The double-edged sword is definitely seen when trying to find places to eat out. You will find lots of restaurants that have dishes that are labelled as gluten free. However, in many, if you read the fine print, you see words like “not appropriate for a celiac diet”.
Why is this? Because those with non-celiac gluten sensitivity (NCGS) are not allergic to gluten in the same way that someone with celiac is. People who are eating gluten free by choice can often tolerate small amounts of gluten in their diets. They do not need to be worried about cross contamination.
When a diet becomes a fad diet (and GF is definitely a fad diet) then some people do not take it seriously. This means that those who really are allergic can have their concerns dismissed. This is part of that double-edged sword.

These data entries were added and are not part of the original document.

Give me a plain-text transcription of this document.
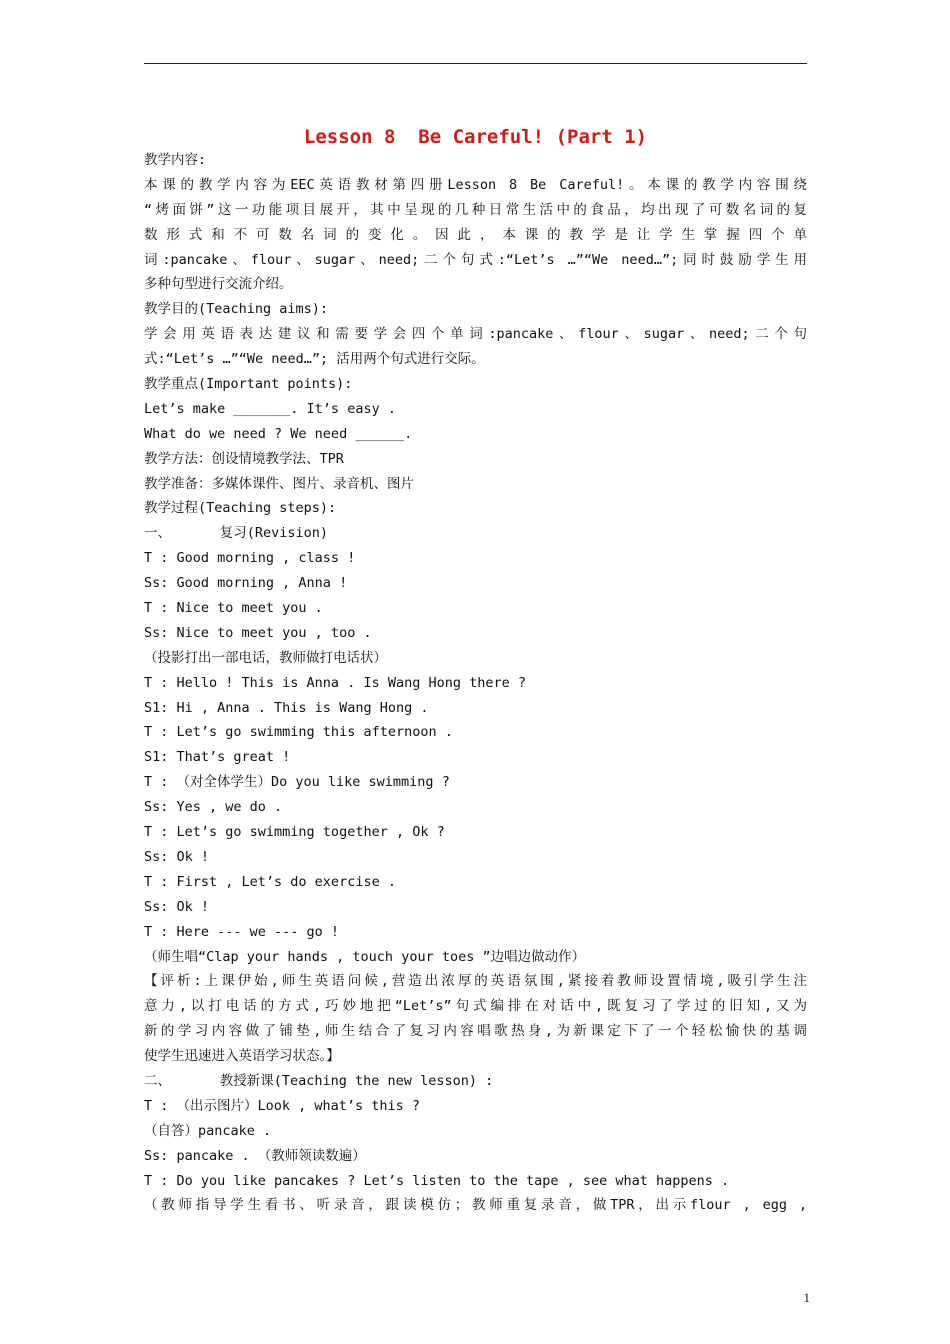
Lesson 8  Be Careful! (Part 1)
教学内容:
本课的教学内容为EEC英语教材第四册Lesson 8 Be Careful!。本课的教学内容围绕
“烤面饼”这一功能项目展开，其中呈现的几种日常生活中的食品，均出现了可数名词的复
数形式和不可数名词的变化。因此，本课的教学是让学生掌握四个单
词:pancake、flour、sugar、need;二个句式:“Let’s …”“We need…”;同时鼓励学生用
多种句型进行交流介绍。
教学目的(Teaching aims):
学会用英语表达建议和需要学会四个单词:pancake、flour、sugar、need;二个句
式:“Let’s …”“We need…”; 活用两个句式进行交际。
教学重点(Important points):
Let’s make _______. It’s easy .
What do we need ? We need ______.
教学方法：创设情境教学法、TPR
教学准备：多媒体课件、图片、录音机、图片
教学过程(Teaching steps):
一、      复习(Revision)
T : Good morning , class !
Ss: Good morning , Anna !
T : Nice to meet you .
Ss: Nice to meet you , too .
（投影打出一部电话，教师做打电话状）
T : Hello ! This is Anna . Is Wang Hong there ?
S1: Hi , Anna . This is Wang Hong .
T : Let’s go swimming this afternoon .
S1: That’s great !
T : （对全体学生）Do you like swimming ?
Ss: Yes , we do .
T : Let’s go swimming together , Ok ?
Ss: Ok !
T : First , Let’s do exercise .
Ss: Ok !
T : Here --- we --- go !
（师生唱“Clap your hands , touch your toes ”边唱边做动作）
【评析:上课伊始,师生英语问候,营造出浓厚的英语氛围,紧接着教师设置情境,吸引学生注
意力,以打电话的方式,巧妙地把“Let’s”句式编排在对话中,既复习了学过的旧知,又为
新的学习内容做了铺垫,师生结合了复习内容唱歌热身,为新课定下了一个轻松愉快的基调
使学生迅速进入英语学习状态。】
二、      教授新课(Teaching the new lesson) :
T : （出示图片）Look , what’s this ?
（自答）pancake .
Ss: pancake . （教师领读数遍）
T : Do you like pancakes ? Let’s listen to the tape , see what happens .
（教师指导学生看书、听录音，跟读模仿；教师重复录音，做TPR，出示flour , egg ,
1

The good news is that so many more people are aware of not just GF diets, but what celiac disease is. With more awareness comes more options. There are more products available and more restaurants that pay attention. The challenge is figuring out which ones are paying lip service to GF in order to gain access to the fad dieters, versus those that really do understand gluten allergies and appreciate the need to avoid cross contamination.